Use /healthz and /readyz for uptime monitoring with tools like Uptime Kuma, Pingdom, or Kubernetes probes.

MQTT broker monitoring

Monitor your Mosquitto broker separately:

# Check if Mosquitto is accepting connections
mosquitto_sub -h localhost -t '$SYS/broker/uptime' -C 1

Resource usage

The engine is single-threaded (Bun's event loop). Typical resource usage:

  • Memory: 50–150 MB depending on automation count and device registry size
  • CPU: Near-zero when idle; brief spikes during MQTT message bursts
  • Disk: State and device registry files are small (< 1 MB typically)

Graceful shutdown

The engine handles SIGINT and SIGTERM for graceful shutdown.

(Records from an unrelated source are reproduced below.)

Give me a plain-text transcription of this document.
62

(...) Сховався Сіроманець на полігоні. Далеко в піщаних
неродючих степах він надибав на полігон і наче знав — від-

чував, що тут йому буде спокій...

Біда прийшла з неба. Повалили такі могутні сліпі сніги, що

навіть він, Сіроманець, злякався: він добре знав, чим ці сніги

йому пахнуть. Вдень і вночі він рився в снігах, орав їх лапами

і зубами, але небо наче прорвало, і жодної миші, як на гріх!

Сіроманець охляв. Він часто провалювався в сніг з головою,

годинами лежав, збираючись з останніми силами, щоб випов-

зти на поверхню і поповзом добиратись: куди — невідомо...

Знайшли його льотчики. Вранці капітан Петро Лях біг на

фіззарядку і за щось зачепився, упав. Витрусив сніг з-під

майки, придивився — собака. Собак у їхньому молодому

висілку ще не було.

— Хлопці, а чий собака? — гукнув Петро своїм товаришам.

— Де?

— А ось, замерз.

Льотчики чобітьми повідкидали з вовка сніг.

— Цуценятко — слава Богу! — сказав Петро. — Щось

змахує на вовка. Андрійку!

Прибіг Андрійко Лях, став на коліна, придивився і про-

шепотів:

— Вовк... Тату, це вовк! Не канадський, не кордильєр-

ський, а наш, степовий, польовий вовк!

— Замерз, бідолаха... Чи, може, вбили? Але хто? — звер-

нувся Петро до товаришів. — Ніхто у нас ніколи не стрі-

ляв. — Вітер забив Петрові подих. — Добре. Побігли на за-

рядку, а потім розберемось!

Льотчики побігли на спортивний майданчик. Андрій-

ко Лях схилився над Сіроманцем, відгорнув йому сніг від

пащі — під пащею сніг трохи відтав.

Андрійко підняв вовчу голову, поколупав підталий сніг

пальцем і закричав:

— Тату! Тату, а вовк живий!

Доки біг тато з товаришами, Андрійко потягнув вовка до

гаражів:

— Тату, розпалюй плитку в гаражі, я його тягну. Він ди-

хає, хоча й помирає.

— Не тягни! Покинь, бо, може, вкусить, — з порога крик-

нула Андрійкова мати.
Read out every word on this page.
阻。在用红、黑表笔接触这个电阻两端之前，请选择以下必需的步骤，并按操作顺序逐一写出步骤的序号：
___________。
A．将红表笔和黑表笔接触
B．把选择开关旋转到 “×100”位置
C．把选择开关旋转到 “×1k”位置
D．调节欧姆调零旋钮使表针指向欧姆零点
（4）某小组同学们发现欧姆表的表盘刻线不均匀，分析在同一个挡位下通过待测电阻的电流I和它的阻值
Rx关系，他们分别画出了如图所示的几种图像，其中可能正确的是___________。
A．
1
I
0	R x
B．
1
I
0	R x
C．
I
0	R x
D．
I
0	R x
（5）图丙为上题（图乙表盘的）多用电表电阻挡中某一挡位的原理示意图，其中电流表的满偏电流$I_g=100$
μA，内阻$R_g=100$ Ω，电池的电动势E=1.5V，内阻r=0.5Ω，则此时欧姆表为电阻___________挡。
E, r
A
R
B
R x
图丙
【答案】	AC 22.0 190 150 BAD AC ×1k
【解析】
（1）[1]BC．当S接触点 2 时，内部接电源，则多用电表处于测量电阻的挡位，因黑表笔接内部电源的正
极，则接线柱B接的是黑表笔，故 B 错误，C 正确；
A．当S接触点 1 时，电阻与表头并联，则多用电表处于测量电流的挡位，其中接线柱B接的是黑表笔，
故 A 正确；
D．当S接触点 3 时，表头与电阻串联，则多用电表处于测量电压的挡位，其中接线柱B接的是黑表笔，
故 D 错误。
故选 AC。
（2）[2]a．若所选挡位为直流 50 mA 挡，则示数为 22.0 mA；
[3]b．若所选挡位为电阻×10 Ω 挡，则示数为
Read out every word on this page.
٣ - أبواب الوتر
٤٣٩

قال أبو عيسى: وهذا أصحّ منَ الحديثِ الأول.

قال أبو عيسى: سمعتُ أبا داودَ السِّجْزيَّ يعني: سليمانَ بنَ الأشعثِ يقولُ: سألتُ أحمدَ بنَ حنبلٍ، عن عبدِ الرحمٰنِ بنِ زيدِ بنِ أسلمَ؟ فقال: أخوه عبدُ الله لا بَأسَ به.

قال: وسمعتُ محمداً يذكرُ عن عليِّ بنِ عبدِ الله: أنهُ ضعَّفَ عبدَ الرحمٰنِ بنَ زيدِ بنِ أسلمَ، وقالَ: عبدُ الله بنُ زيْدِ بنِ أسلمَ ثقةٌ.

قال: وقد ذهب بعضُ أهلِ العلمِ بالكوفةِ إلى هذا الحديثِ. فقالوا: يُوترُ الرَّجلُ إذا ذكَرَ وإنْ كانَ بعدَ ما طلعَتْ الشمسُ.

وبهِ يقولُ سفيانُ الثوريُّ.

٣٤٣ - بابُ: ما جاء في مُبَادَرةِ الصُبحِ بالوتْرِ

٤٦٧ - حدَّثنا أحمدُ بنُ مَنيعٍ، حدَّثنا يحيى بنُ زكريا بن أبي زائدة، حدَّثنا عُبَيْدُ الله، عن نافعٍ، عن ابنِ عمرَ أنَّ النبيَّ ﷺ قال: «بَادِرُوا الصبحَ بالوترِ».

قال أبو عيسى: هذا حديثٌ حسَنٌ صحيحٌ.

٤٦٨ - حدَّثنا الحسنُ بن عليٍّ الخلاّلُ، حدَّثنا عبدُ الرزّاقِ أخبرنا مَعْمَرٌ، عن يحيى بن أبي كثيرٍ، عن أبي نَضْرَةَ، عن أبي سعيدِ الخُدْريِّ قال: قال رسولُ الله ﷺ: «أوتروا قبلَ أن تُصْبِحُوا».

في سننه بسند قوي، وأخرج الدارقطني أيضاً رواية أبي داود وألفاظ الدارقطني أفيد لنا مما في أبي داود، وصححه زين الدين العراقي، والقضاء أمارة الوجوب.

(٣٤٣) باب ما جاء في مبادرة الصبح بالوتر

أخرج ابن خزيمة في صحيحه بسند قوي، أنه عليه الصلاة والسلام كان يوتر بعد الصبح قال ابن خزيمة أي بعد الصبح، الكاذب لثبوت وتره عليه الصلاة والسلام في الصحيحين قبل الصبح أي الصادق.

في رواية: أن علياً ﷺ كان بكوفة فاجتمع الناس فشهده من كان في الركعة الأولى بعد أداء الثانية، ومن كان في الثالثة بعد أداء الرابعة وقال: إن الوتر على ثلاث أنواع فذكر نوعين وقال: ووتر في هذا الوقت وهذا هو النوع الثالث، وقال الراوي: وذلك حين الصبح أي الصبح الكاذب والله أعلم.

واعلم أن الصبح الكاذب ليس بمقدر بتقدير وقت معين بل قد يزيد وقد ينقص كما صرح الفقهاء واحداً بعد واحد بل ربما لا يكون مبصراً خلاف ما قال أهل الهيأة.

The sequence:

  1. All automations receive onStop() — clear timers, release resources
  2. Service plugins receive onStop()
  3. State is saved to disk (if STATE_PERSIST=true)
  4. Device registry is saved to disk (if DEVICE_REGISTRY_PERSIST=true)
  5. MQTT disconnects cleanly
  6. HTTP server stops

In Docker, set stop_grace_period to allow time for cleanup:

services:
  home-automation:
    stop_grace_period: 10s

Scaling considerations

The engine is designed as a single-process, single-instance application. This is intentional:

  • MQTT subscriptions are stateful — multiple instances would receive duplicate messages
  • State store is in-memory — multiple instances would have inconsistent state
  • HomeKit bridge binds to a specific port and MAC address

If you need to handle more devices or automations, scale vertically (more CPU/RAM on the same host). The engine is lightweight enough that a Raspberry Pi 4 can handle hundreds of automations and devices.

For high availability, use Docker restart policies (unless-stopped or always) or a Kubernetes Deployment with replicas: 1 and a PersistentVolumeClaim for state data.